Forcing hydrophilic fluids through hydrophobic porous solids is a recurrent industrial challenge. If the penetrating fluid is Newtonian, the imposed pressure has to overcome the capillary pressure at the fluid-air interface in a pore. The presence of a yield-stress, however, makes the pressure transfer and the penetration significantly more complex. In this study, we experimentally investigate the forced penetration of a water based yield-stress fluid through a regular hydrophobic mesh under quasi-static conditions, combining quantitative pressure measurements and direct visualisation of the penetration process.
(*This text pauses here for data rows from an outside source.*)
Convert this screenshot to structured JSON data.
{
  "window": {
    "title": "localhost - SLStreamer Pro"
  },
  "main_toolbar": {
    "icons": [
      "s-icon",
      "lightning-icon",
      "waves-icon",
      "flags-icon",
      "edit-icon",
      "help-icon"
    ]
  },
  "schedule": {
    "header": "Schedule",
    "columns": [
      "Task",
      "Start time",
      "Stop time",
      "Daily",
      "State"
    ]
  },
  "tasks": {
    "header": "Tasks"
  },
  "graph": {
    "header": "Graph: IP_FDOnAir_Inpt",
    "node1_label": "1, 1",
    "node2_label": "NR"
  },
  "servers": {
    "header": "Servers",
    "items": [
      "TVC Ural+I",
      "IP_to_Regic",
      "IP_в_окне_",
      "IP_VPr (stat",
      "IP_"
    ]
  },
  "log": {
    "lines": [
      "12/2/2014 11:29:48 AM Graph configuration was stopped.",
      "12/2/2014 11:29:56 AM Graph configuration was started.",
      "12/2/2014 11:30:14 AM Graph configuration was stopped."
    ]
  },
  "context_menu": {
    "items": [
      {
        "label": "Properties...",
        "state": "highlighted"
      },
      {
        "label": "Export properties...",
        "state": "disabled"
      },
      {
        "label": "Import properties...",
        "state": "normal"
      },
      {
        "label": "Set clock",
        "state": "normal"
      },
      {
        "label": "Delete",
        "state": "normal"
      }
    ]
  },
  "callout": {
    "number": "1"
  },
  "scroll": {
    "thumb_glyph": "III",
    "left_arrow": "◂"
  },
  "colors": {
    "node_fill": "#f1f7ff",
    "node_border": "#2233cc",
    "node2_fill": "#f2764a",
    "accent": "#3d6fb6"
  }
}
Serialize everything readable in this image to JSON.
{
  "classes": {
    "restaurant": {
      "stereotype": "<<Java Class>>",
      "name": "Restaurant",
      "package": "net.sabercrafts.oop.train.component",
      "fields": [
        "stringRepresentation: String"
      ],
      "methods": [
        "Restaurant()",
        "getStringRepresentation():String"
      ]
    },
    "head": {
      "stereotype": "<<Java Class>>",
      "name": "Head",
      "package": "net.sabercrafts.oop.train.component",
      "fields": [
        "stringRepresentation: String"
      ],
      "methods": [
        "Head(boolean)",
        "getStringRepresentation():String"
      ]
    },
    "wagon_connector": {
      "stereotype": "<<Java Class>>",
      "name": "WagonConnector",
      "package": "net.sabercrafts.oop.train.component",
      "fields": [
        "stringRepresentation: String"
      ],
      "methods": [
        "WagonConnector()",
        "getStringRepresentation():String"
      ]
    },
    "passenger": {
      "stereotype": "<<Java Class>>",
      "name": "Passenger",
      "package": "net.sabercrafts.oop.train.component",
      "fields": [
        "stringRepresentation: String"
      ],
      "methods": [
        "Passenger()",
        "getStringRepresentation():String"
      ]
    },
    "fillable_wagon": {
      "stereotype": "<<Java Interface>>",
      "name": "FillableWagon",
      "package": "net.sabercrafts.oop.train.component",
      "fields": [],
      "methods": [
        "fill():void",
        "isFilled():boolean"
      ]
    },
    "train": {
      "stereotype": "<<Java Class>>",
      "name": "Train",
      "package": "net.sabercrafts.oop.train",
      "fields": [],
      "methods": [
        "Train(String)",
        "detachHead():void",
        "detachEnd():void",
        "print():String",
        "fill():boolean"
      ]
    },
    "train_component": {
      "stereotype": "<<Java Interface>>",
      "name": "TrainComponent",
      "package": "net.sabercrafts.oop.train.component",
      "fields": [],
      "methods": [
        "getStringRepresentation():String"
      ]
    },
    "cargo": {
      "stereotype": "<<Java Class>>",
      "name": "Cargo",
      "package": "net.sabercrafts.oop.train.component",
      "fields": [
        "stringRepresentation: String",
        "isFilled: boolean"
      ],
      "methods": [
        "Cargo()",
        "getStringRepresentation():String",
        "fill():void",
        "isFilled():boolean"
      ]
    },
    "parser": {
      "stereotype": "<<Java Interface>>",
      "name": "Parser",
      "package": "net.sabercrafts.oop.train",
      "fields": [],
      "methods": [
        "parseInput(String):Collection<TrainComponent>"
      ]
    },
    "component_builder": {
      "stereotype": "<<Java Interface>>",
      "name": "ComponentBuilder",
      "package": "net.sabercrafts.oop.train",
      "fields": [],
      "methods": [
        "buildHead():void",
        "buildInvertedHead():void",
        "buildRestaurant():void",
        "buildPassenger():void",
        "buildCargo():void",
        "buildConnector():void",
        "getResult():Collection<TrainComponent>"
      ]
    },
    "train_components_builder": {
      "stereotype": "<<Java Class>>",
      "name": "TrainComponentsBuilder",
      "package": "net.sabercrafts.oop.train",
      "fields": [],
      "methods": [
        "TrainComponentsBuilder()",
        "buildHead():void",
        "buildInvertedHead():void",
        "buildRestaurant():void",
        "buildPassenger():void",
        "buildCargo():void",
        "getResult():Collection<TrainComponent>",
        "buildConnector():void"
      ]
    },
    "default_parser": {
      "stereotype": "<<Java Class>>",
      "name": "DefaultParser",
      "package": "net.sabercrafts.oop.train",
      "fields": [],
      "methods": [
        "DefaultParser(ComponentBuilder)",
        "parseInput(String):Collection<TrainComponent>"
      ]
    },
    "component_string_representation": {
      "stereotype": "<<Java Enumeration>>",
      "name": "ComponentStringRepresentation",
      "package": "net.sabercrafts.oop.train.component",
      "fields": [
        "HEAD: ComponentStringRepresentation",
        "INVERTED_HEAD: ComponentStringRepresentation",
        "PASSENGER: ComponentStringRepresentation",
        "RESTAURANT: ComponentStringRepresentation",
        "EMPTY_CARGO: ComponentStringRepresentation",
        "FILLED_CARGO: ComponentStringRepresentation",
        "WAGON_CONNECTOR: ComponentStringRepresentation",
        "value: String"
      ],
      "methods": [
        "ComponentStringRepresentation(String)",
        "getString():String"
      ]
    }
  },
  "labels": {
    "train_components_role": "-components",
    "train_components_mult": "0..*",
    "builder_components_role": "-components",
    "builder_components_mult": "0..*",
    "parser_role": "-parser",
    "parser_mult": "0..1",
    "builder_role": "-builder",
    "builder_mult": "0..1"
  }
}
We reveal that the penetration is controlled by a competition between the yield-stress and two distinct pressures. The capillary pressure, that dictates the threshold at which the yield-stress fluid penetrates the hydrophobic mesh, and a priming pressure, that controls how the fluid advances through it. The latter corresponds to a pressure drop ensuing a local capillary instability, never reported before. Our findings shine a new light on forced imbibition processes, with direct implications on their fundamental understanding and practical engineering.

Figures (16)

• Figure 1: (a) Quasi-static experimental setup. (b) and (c) Side-view and top-view diagrams, respectively, of the woven polyamide meshes (diagrams provided by the manufacturer). Definition of key dimensions: pore size $m$, fiber diameter $d$, and mesh thickness $e$.
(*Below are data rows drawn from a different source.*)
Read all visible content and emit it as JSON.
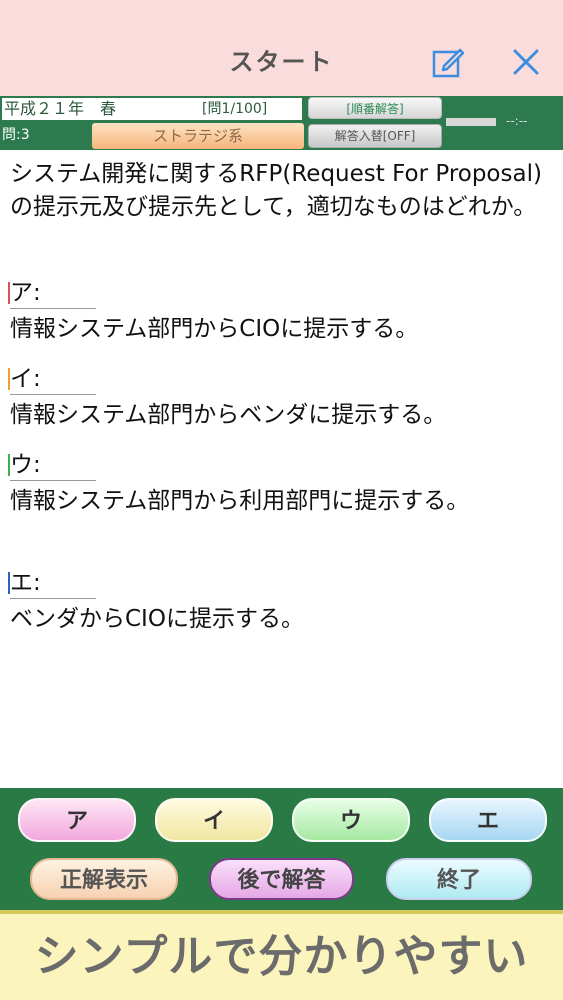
{
  "header": {
    "title": "スタート"
  },
  "info": {
    "era": "平成２１年　春",
    "question_counter": "[問1/100]",
    "question_number": "問:3",
    "category": "ストラテジ系",
    "order_button": "[順番解答]",
    "swap_button": "解答入替[OFF]",
    "timer": "--:--"
  },
  "question": {
    "text": "システム開発に関するRFP(Request For Proposal)の提示元及び提示先として，適切なものはどれか。"
  },
  "choices": [
    {
      "label": "ア:",
      "text": "情報システム部門からCIOに提示する。",
      "mark_color": "#d9534f"
    },
    {
      "label": "イ:",
      "text": "情報システム部門からベンダに提示する。",
      "mark_color": "#f0a030"
    },
    {
      "label": "ウ:",
      "text": "情報システム部門から利用部門に提示する。",
      "mark_color": "#3cb050"
    },
    {
      "label": "エ:",
      "text": "ベンダからCIOに提示する。",
      "mark_color": "#3060c0"
    }
  ],
  "answer_buttons": [
    "ア",
    "イ",
    "ウ",
    "エ"
  ],
  "actions": {
    "show_answer": "正解表示",
    "answer_later": "後で解答",
    "end": "終了"
  },
  "banner": {
    "text": "シンプルで分かりやすい"
  },
  "colors": {
    "header_bg": "#fbdcdc",
    "panel_bg": "#2a7a45",
    "banner_bg": "#fbf4bc"
  }
}
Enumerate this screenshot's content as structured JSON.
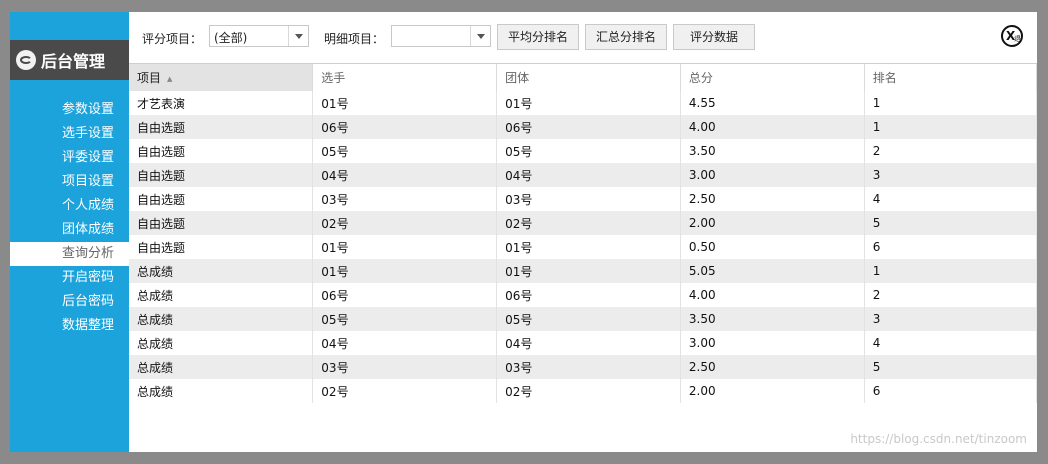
{
  "sidebar": {
    "brand_title": "后台管理",
    "items": [
      {
        "label": "参数设置"
      },
      {
        "label": "选手设置"
      },
      {
        "label": "评委设置"
      },
      {
        "label": "项目设置"
      },
      {
        "label": "个人成绩"
      },
      {
        "label": "团体成绩"
      },
      {
        "label": "查询分析",
        "active": true
      },
      {
        "label": "开启密码"
      },
      {
        "label": "后台密码"
      },
      {
        "label": "数据整理"
      }
    ]
  },
  "toolbar": {
    "score_item_label": "评分项目：",
    "score_item_value": "(全部)",
    "detail_item_label": "明细项目：",
    "detail_item_value": "",
    "avg_rank_button": "平均分排名",
    "total_rank_button": "汇总分排名",
    "score_data_button": "评分数据"
  },
  "close_icon": {
    "glyph": "X",
    "sub": "退"
  },
  "table": {
    "columns": [
      "项目",
      "选手",
      "团体",
      "总分",
      "排名"
    ],
    "sorted_column": "项目",
    "rows": [
      [
        "才艺表演",
        "01号",
        "01号",
        "4.55",
        "1"
      ],
      [
        "自由选题",
        "06号",
        "06号",
        "4.00",
        "1"
      ],
      [
        "自由选题",
        "05号",
        "05号",
        "3.50",
        "2"
      ],
      [
        "自由选题",
        "04号",
        "04号",
        "3.00",
        "3"
      ],
      [
        "自由选题",
        "03号",
        "03号",
        "2.50",
        "4"
      ],
      [
        "自由选题",
        "02号",
        "02号",
        "2.00",
        "5"
      ],
      [
        "自由选题",
        "01号",
        "01号",
        "0.50",
        "6"
      ],
      [
        "总成绩",
        "01号",
        "01号",
        "5.05",
        "1"
      ],
      [
        "总成绩",
        "06号",
        "06号",
        "4.00",
        "2"
      ],
      [
        "总成绩",
        "05号",
        "05号",
        "3.50",
        "3"
      ],
      [
        "总成绩",
        "04号",
        "04号",
        "3.00",
        "4"
      ],
      [
        "总成绩",
        "03号",
        "03号",
        "2.50",
        "5"
      ],
      [
        "总成绩",
        "02号",
        "02号",
        "2.00",
        "6"
      ]
    ]
  },
  "watermark": "https://blog.csdn.net/tinzoom"
}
• Figure 2: Snapshots from an experiment with mesh 3 and a fluid with a yield stress of 66Pa, showing the progression of the fluid-air interface. The camera focus is on the hydrophobic mesh, for which we can observe some side pores filled with glue. (a) The fluid approaches the mesh. The ring light forms a central circular reflection on the fluid front. (b) The fluid contacts the mesh at the center. The pores here show a small white reflection at the edges, indicating initial contact. At this step, the compressor pressure is $\Delta P_{\mathrm{comp}} = \Delta P_{\mathrm{contact}}$, the initial flowing pressure required to bring the yield stress fluid to the tip of the syringe. (c) The fluid contacts the entire mesh. (d) The fluid starts to advance into the pores, as the light reflections shift to square shapes in the pore centers. (e) The fluid lightly protrudes through the pores, forming circular reflection patterns. (f) As we increase the applied pressure, drops expand through the pores, nearing neighboring drops. The circled area indicates where the first breakthrough will occur. (g) Neighbouring drops touch and begin coalescing, accelerating the dynamics. (h) to (j) Successive coalescences quickly connect multiple pores, forming clusters as the fluid penetrates.
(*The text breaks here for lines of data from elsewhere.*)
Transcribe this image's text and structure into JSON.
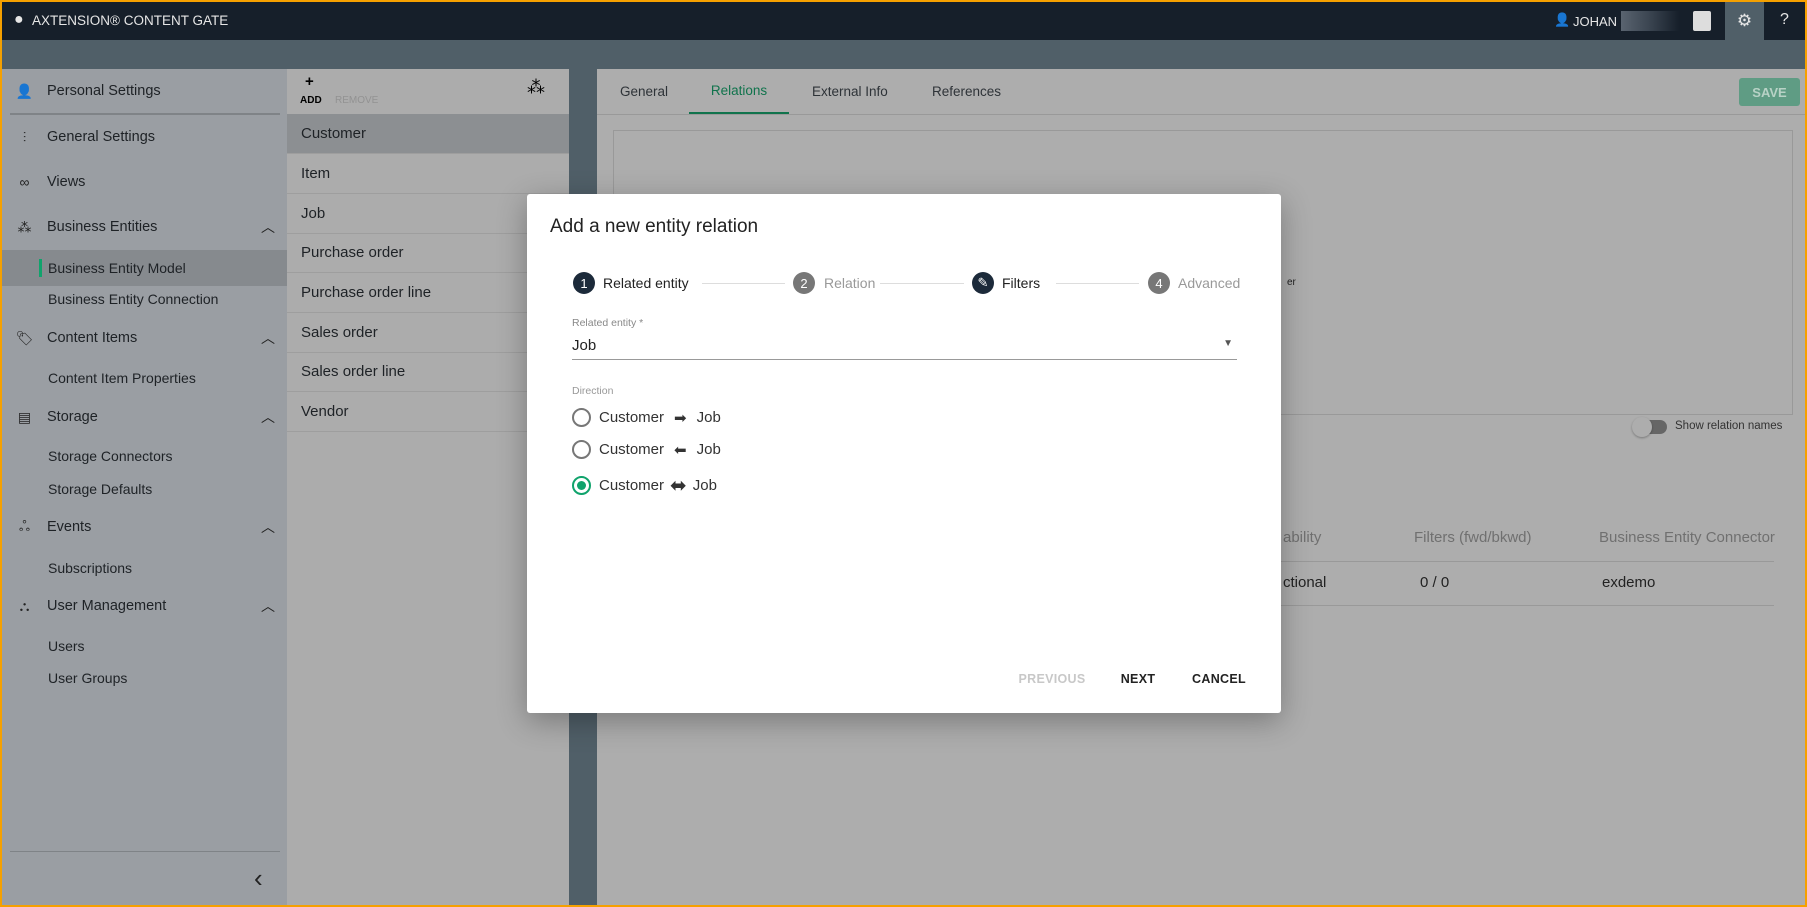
{
  "app": {
    "title": "AXTENSION® CONTENT GATE",
    "user": "JOHAN",
    "icons": [
      "logo-icon",
      "user-icon",
      "clipboard-icon",
      "gear-icon",
      "help-icon"
    ],
    "help_label": "?"
  },
  "sidebar": {
    "items": [
      {
        "label": "Personal Settings",
        "icon": "person-icon"
      },
      {
        "label": "General Settings",
        "icon": "sliders-icon"
      },
      {
        "label": "Views",
        "icon": "glasses-icon"
      },
      {
        "label": "Business Entities",
        "icon": "hierarchy-icon",
        "expanded": true
      },
      {
        "label": "Business Entity Model",
        "selected": true
      },
      {
        "label": "Business Entity Connection"
      },
      {
        "label": "Content Items",
        "icon": "tag-icon",
        "expanded": true
      },
      {
        "label": "Content Item Properties"
      },
      {
        "label": "Storage",
        "icon": "archive-icon",
        "expanded": true
      },
      {
        "label": "Storage Connectors"
      },
      {
        "label": "Storage Defaults"
      },
      {
        "label": "Events",
        "icon": "webhook-icon",
        "expanded": true
      },
      {
        "label": "Subscriptions"
      },
      {
        "label": "User Management",
        "icon": "org-chart-icon",
        "expanded": true
      },
      {
        "label": "Users"
      },
      {
        "label": "User Groups"
      }
    ]
  },
  "entity_list": {
    "add_label": "ADD",
    "remove_label": "REMOVE",
    "items": [
      "Customer",
      "Item",
      "Job",
      "Purchase order",
      "Purchase order line",
      "Sales order",
      "Sales order line",
      "Vendor"
    ],
    "selected": "Customer"
  },
  "main": {
    "tabs": [
      "General",
      "Relations",
      "External Info",
      "References"
    ],
    "active_tab": "Relations",
    "save_label": "SAVE",
    "graph_fragment": "er",
    "toggle_label": "Show relation names",
    "toggle_on": false,
    "table": {
      "headers": [
        "ability",
        "Filters (fwd/bkwd)",
        "Business Entity Connector"
      ],
      "rows": [
        [
          "ctional",
          "0 / 0",
          "exdemo"
        ]
      ]
    }
  },
  "dialog": {
    "title": "Add a new entity relation",
    "steps": [
      {
        "num": "1",
        "label": "Related entity",
        "state": "active"
      },
      {
        "num": "2",
        "label": "Relation",
        "state": "inactive"
      },
      {
        "num": "",
        "label": "Filters",
        "state": "edited"
      },
      {
        "num": "4",
        "label": "Advanced",
        "state": "inactive"
      }
    ],
    "field_label": "Related entity *",
    "field_value": "Job",
    "direction_label": "Direction",
    "options": [
      {
        "from": "Customer",
        "arrow": "➡",
        "to": "Job",
        "selected": false
      },
      {
        "from": "Customer",
        "arrow": "⬅",
        "to": "Job",
        "selected": false
      },
      {
        "from": "Customer",
        "arrow": "⬌",
        "to": "Job",
        "selected": true
      }
    ],
    "previous_label": "PREVIOUS",
    "next_label": "NEXT",
    "cancel_label": "CANCEL"
  },
  "colors": {
    "accent": "#10a36c",
    "topbar": "#161f2a",
    "step_active": "#1c2a3a"
  }
}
• Figure 3: Main. Laplace pressure as a function of the immersion angle $\alpha$, for $\theta=90^{\circ}$, $m=71µm$ and $\ell=33µm$. The maximum pressure $\Delta P_{L,\mathrm{max}}$ is reached at the critical immersion angle $\alpha_c$. The priming pressure $\Delta P_p$ is defined as $\Delta P_p= \Delta P_{L,\mathrm{max}} - \Delta P_L(180^{\circ})$. Inset. Definition of the parameters: $\alpha$ is the immersion angle, $\theta$ is the contact angle on a single fiber, $m$ the pore size, $\ell$ the pore depth.
• Figure 4: Experimentally measured penetration pressure $\Delta P_{\mathrm{pen}}$ as a function of theoretical maximum Laplace pressure $\Delta P_{L,\mathrm{max}}$, obtained with water (blue squares) and dilute Carbopol suspension without yield stress (red triangles). The symbol positions corresponds to the mean value measured for at least 4 measurements in each condition, and the height of the errorbars to the associated standard deviation. The dotted line corresponds to $\Delta P_{\mathrm{pen}} = \Delta P_{L,\mathrm{max}}$.
• Figure 5: Penetration pressure $\Delta P_{\mathrm{pen}}$ as a function of yield stress $\sigma_y$, for the five meshes used. Each point represents the average value for a set of parameters ($\sigma_y$, $m$, $e$) over 2 to 10 experiments. The lighter-colored areas indicating the corresponding standard deviations.